10. Il ressort du compte-rendu de l'entretien qui s'est déroulé le 22 février 2018 dans les locaux de la préfecture de la Seine-Maritime, que Mme C...a été personnellement reçue par un agent de la préfecture de la Seine-Maritime, lequel doit être regardé comme une personne qualifiée en vertu du droit national pour mener cet entretien, alors même que seules ses initiales figurent sur le compte-rendu. Il ressort du même document que l'entretien s'est déroulé avec l'assistance téléphonique d'un interprète en langue soussou, que l'intéressée avait déclaré comprendre. Si, en outre, Mme C...soutient qu'il n'est pas établi que cet entretien se serait déroulé dans des conditions garantissant sa confidentialité, elle ne donne à cet égard aucune précision. Par suite, le moyen tiré de ce que l'entretien individuel n'a pas été conforme aux dispositions de l'article 5 du règlement du 26 juin 2013 doit être écarté.
Sur l'entrée irrégulière en Espagne et la saisine des autorités espagnoles :
11. Mme C...fait valoir qu'aucun élément du dossier ne permet de démontrer qu'elle est entrée irrégulièrement en Espagne, dès lors qu'elle a été secourue en mer et débarquée dans ce pays indépendamment de sa volonté. Toutefois, il ressort de l'arrêté attaqué que les autorités espagnoles ont identifié cette entrée comme correspondant à un franchissement irrégulier de la frontière espagnole. A défaut pour la requérante d'apporter des éléments de nature à contredire l'appréciation de ces autorités, qui pouvait être fondée sur de simples indices, la seule circonstance de son entrée par voie maritime en Espagne en qualité de naufragée secourue en mer, à la supposer établie, n'est pas par elle-même de nature à la faire regarder comme régulière. Par suite, le moyen soulevé tiré de l'absence de preuve de son entrée irrégulière en Espagne doit être écarté.
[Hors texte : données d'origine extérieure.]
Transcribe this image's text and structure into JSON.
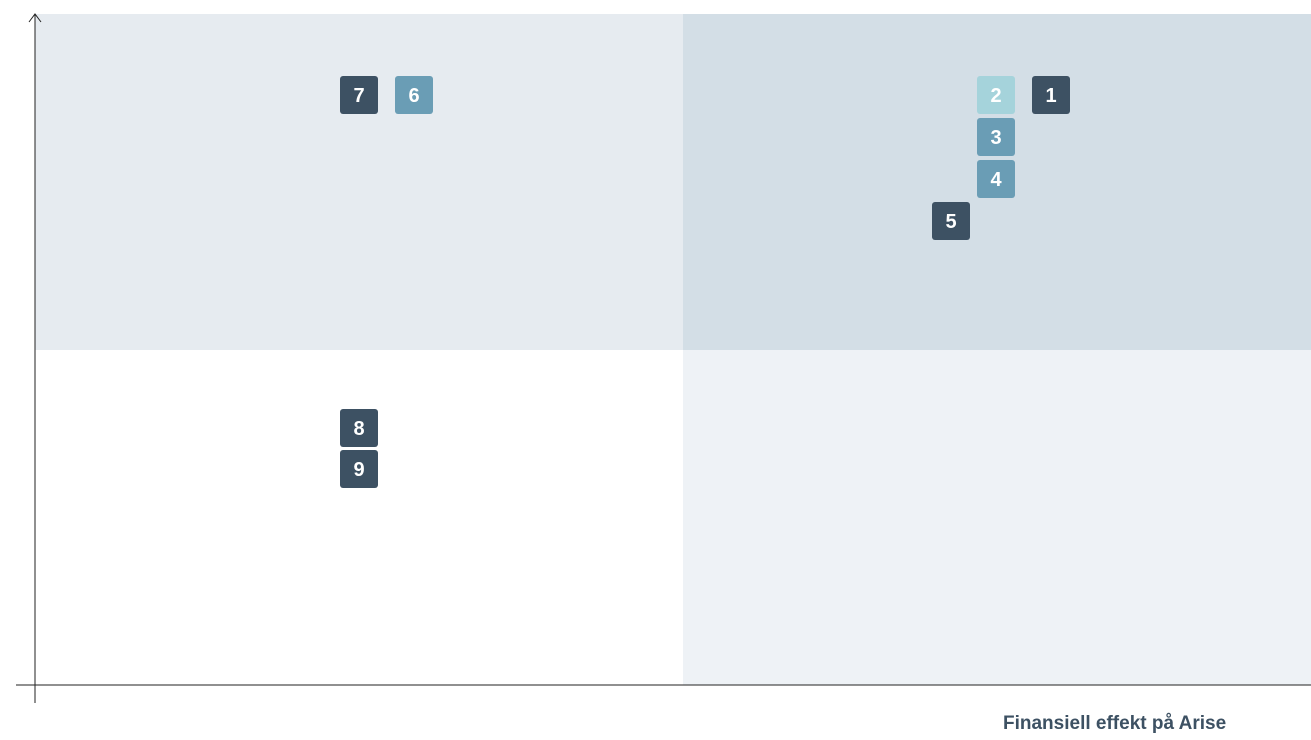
{
  "items": [
    {
      "label": "1",
      "color": "#3d5163"
    },
    {
      "label": "2",
      "color": "#a5d3db"
    },
    {
      "label": "3",
      "color": "#6a9db5"
    },
    {
      "label": "4",
      "color": "#6a9db5"
    },
    {
      "label": "5",
      "color": "#3d5163"
    },
    {
      "label": "6",
      "color": "#6a9db5"
    },
    {
      "label": "7",
      "color": "#3d5163"
    },
    {
      "label": "8",
      "color": "#3d5163"
    },
    {
      "label": "9",
      "color": "#3d5163"
    }
  ],
  "x_axis_label": "Finansiell effekt på Arise"
}
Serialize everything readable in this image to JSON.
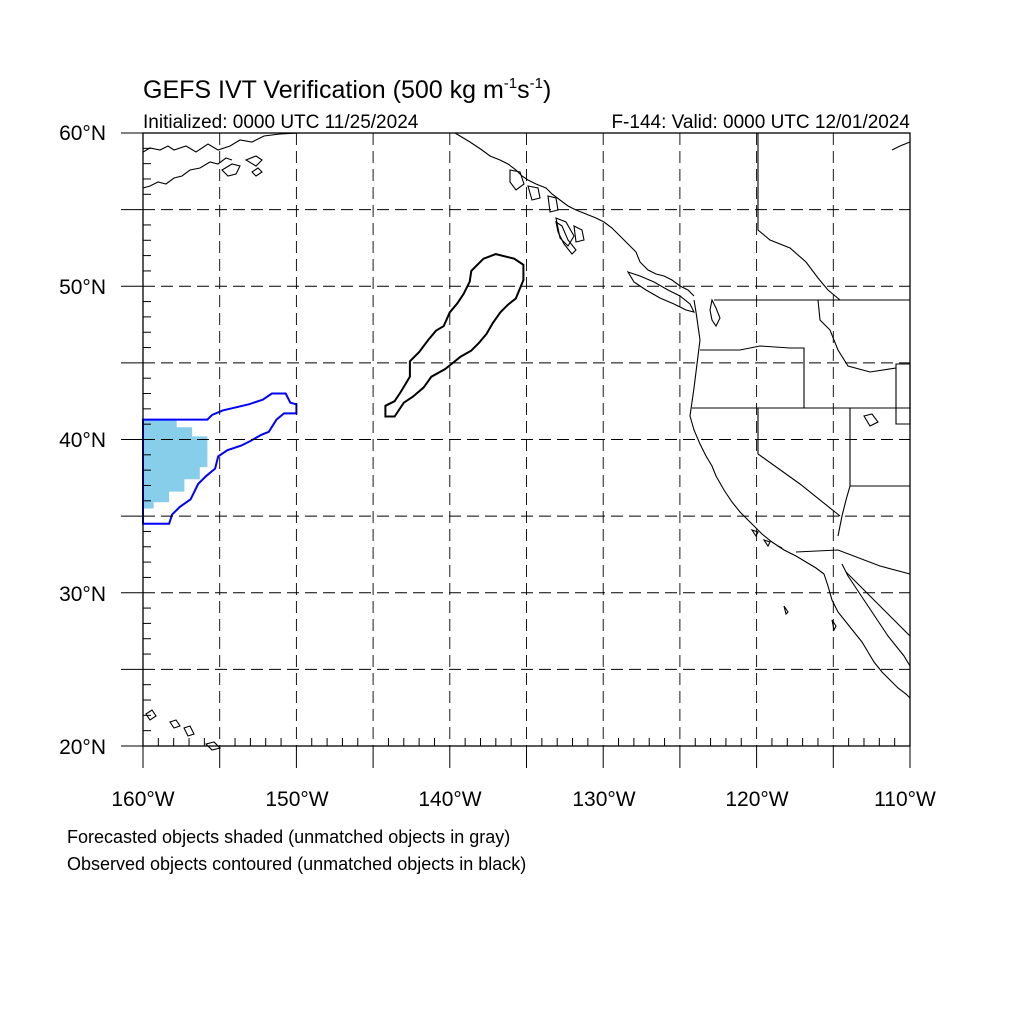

12. Pour pouvoir procéder au transfert d'un demandeur d'asile vers un autre Etat membre en mettant en oeuvre ces dispositions du règlement, et en l'absence de dispositions du code de l'entrée et du séjour des étrangers et du droit d'asile organisant une procédure différente, l'autorité administrative doit obtenir l'accord de l'Etat responsable de l'examen de la demande d'asile avant de pouvoir prendre une décision de transfert du demandeur d'asile vers cet Etat. Une telle décision de transfert ne peut donc être prise, et a fortiori être notifiée à l'intéressée, qu'après l'acceptation de la prise en charge par l'Etat requis.
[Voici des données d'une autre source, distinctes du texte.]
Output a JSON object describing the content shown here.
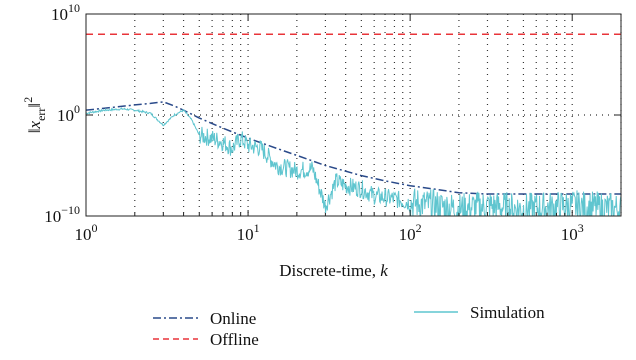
{
  "chart_data": {
    "type": "line",
    "xscale": "log",
    "yscale": "log",
    "xlim": [
      1,
      2000
    ],
    "ylim": [
      1e-10,
      10000000000.0
    ],
    "xlabel_prefix": "Discrete-time, ",
    "xlabel_var": "k",
    "ylabel": "||x_err||^2",
    "ylabel_parts": {
      "x": "x",
      "sub": "err",
      "sup": "2"
    },
    "x_ticks": [
      {
        "value": 1,
        "base": "10",
        "exp": "0"
      },
      {
        "value": 10,
        "base": "10",
        "exp": "1"
      },
      {
        "value": 100,
        "base": "10",
        "exp": "2"
      },
      {
        "value": 1000,
        "base": "10",
        "exp": "3"
      }
    ],
    "y_ticks": [
      {
        "value": 1e-10,
        "base": "10",
        "exp": "−10"
      },
      {
        "value": 1,
        "base": "10",
        "exp": "0"
      },
      {
        "value": 10000000000.0,
        "base": "10",
        "exp": "10"
      }
    ],
    "grid": true,
    "legend_placement": "bottom",
    "series": [
      {
        "name": "Online",
        "style": "dashdot",
        "color": "#2a4a8a",
        "points": [
          [
            1,
            3
          ],
          [
            1.5,
            6
          ],
          [
            2,
            10
          ],
          [
            2.5,
            14
          ],
          [
            3,
            20
          ],
          [
            3.5,
            8
          ],
          [
            4,
            3
          ],
          [
            5,
            0.5
          ],
          [
            7,
            0.05
          ],
          [
            10,
            0.005
          ],
          [
            15,
            0.0005
          ],
          [
            20,
            0.0001
          ],
          [
            30,
            1e-05
          ],
          [
            50,
            1e-06
          ],
          [
            70,
            3e-07
          ],
          [
            100,
            1e-07
          ],
          [
            150,
            4e-08
          ],
          [
            200,
            2e-08
          ],
          [
            300,
            1.5e-08
          ],
          [
            500,
            1.5e-08
          ],
          [
            1000,
            1.5e-08
          ],
          [
            2000,
            1.5e-08
          ]
        ]
      },
      {
        "name": "Offline",
        "style": "dashed",
        "color": "#e8343a",
        "points": [
          [
            1,
            100000000.0
          ],
          [
            2000,
            100000000.0
          ]
        ]
      },
      {
        "name": "Simulation",
        "style": "solid",
        "color": "#5fc5cf",
        "points": [
          [
            1,
            1.5
          ],
          [
            1.3,
            3
          ],
          [
            1.7,
            4
          ],
          [
            2,
            3
          ],
          [
            2.5,
            1.5
          ],
          [
            3,
            0.1
          ],
          [
            3.5,
            1
          ],
          [
            4,
            3
          ],
          [
            4.5,
            0.3
          ],
          [
            5,
            0.01
          ],
          [
            6,
            0.005
          ],
          [
            7,
            0.002
          ],
          [
            8,
            0.0005
          ],
          [
            9,
            0.005
          ],
          [
            10,
            0.001
          ],
          [
            12,
            0.0005
          ],
          [
            15,
            1e-05
          ],
          [
            20,
            3e-06
          ],
          [
            25,
            5e-06
          ],
          [
            30,
            1e-09
          ],
          [
            35,
            3e-07
          ],
          [
            40,
            1e-07
          ],
          [
            50,
            5e-08
          ],
          [
            60,
            1e-08
          ],
          [
            80,
            5e-09
          ],
          [
            100,
            2e-09
          ],
          [
            150,
            1e-09
          ],
          [
            200,
            5e-10
          ],
          [
            300,
            1e-09
          ],
          [
            500,
            5e-10
          ],
          [
            1000,
            1e-09
          ],
          [
            2000,
            5e-10
          ]
        ],
        "noise": true
      }
    ]
  },
  "legend": {
    "online_label": "Online",
    "offline_label": "Offline",
    "simulation_label": "Simulation"
  }
}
13. La préfète de la Seine-Maritime justifie avoir saisi les autorités espagnoles en produisant l'accusé de réception par le réseau de communication électronique " DubliNet " de la demande de prise en charge de Mme C...adressée à ces autorités le 27 février 2018. Il ressort également des pièces du dossier que les autorités espagnoles ont expressément accepté de prendre en charge Mme C...le 8 mars 2018. Dès lors, le moyen tiré de ce que la préfète de la Seine-Maritime n'établirait pas avoir requis les autorités espagnoles et obtenu leur accord implicite pour prendre en charge Mme C...avant de prendre l'arrêté de transfert en litige doit être écarté.
Sur la motivation de l'arrêté contesté :
14. En application de l'article L. 742-3 du code de l'entrée et du séjour des étrangers et du droit d'asile, la décision de transfert dont fait l'objet un ressortissant de pays tiers ou un apatride qui a déposé auprès des autorités françaises une demande d'asile dont l'examen relève d'un autre Etat membre ayant accepté de le prendre ou de le reprendre en charge doit être motivée, c'est-à-dire qu'elle doit comporter l'énoncé des considérations de droit et de fait qui en constituent le fondement.
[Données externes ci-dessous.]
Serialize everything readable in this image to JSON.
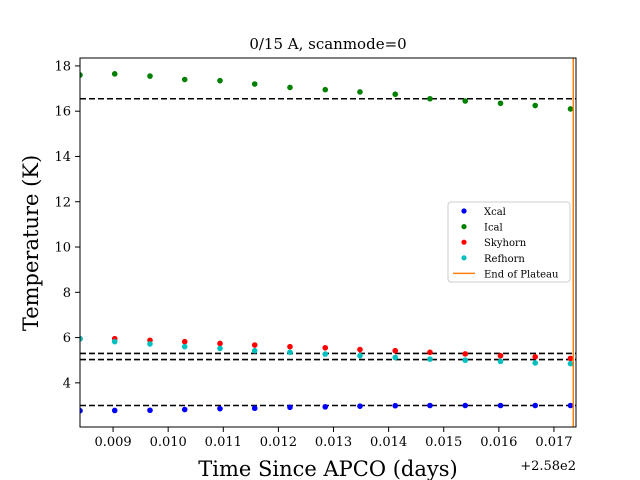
{
  "chart_data": {
    "type": "scatter",
    "title": "0/15 A, scanmode=0",
    "xlabel": "Time Since APCO (days)",
    "ylabel": "Temperature (K)",
    "offset_text": "+2.58e2",
    "xlim": [
      258.0084,
      258.0174
    ],
    "ylim": [
      2.05,
      18.35
    ],
    "x_ticks": [
      0.009,
      0.01,
      0.011,
      0.012,
      0.013,
      0.014,
      0.015,
      0.016,
      0.017
    ],
    "x_tick_labels": [
      "0.009",
      "0.010",
      "0.011",
      "0.012",
      "0.013",
      "0.014",
      "0.015",
      "0.016",
      "0.017"
    ],
    "y_ticks": [
      4,
      6,
      8,
      10,
      12,
      14,
      16,
      18
    ],
    "y_tick_labels": [
      "4",
      "6",
      "8",
      "10",
      "12",
      "14",
      "16",
      "18"
    ],
    "grid": false,
    "legend_position": "center-right",
    "x": [
      258.0084,
      258.00903,
      258.00967,
      258.0103,
      258.01094,
      258.01157,
      258.01221,
      258.01285,
      258.01348,
      258.01412,
      258.01475,
      258.01539,
      258.01603,
      258.01666,
      258.0173
    ],
    "series": [
      {
        "name": "Xcal",
        "color": "#0000ff",
        "values": [
          2.77,
          2.78,
          2.79,
          2.82,
          2.86,
          2.88,
          2.92,
          2.94,
          2.97,
          2.99,
          3.0,
          3.0,
          3.0,
          3.0,
          3.0
        ]
      },
      {
        "name": "Ical",
        "color": "#008000",
        "values": [
          17.6,
          17.65,
          17.55,
          17.4,
          17.35,
          17.2,
          17.05,
          16.95,
          16.85,
          16.75,
          16.55,
          16.45,
          16.35,
          16.25,
          16.1
        ]
      },
      {
        "name": "Skyhorn",
        "color": "#ff0000",
        "values": [
          5.95,
          5.95,
          5.88,
          5.82,
          5.74,
          5.67,
          5.6,
          5.55,
          5.47,
          5.42,
          5.35,
          5.28,
          5.2,
          5.15,
          5.08
        ]
      },
      {
        "name": "Refhorn",
        "color": "#00bfbf",
        "values": [
          5.95,
          5.82,
          5.72,
          5.6,
          5.52,
          5.42,
          5.35,
          5.27,
          5.2,
          5.12,
          5.05,
          5.0,
          4.95,
          4.88,
          4.85
        ]
      }
    ],
    "hlines": [
      16.55,
      5.3,
      5.03,
      3.0
    ],
    "vline": {
      "name": "End of Plateau",
      "x": 258.01735,
      "color": "#ff7f0e"
    }
  }
}
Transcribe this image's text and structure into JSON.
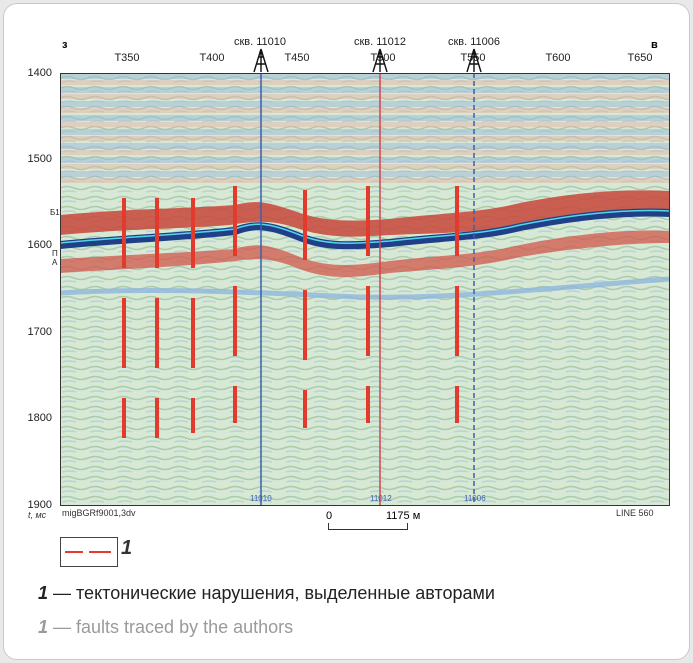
{
  "compass": {
    "west": "з",
    "east": "в"
  },
  "x_ticks": [
    "T350",
    "T400",
    "T450",
    "T500",
    "T550",
    "T600",
    "T650"
  ],
  "wells": [
    {
      "label": "скв. 11010",
      "bottom_label": "11010"
    },
    {
      "label": "скв. 11012",
      "bottom_label": "11012"
    },
    {
      "label": "скв. 11006",
      "bottom_label": "11006"
    }
  ],
  "y_axis": {
    "ticks": [
      "1400",
      "1500",
      "1600",
      "1700",
      "1800",
      "1900"
    ],
    "unit": "t, мс"
  },
  "horizons": [
    "Б1",
    "П",
    "А"
  ],
  "footer": {
    "dataset": "migBGRf9001,3dv",
    "line": "LINE 560"
  },
  "scale_bar": {
    "start": "0",
    "end": "1175 м"
  },
  "legend": {
    "number": "1"
  },
  "captions": {
    "ru_num": "1",
    "ru_text": " — тектонические нарушения, выделенные авторами",
    "en_num": "1",
    "en_text": " — faults traced by the authors"
  },
  "colors": {
    "fault": "#e23b2e",
    "peak": "#c0392b",
    "trough": "#1f4f9c",
    "background": "#cfe3cf"
  }
}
15. Pour l'application de ces dispositions, est suffisamment motivée une décision de transfert qui mentionne le règlement du Parlement européen et du Conseil du 26 juin 2013 et comprend l'indication des éléments de fait sur lesquels l'autorité administrative se fonde pour estimer que l'examen de la demande présentée devant elle relève de la responsabilité d'un autre Etat membre, une telle motivation permettant d'identifier le critère du règlement communautaire dont il est fait application.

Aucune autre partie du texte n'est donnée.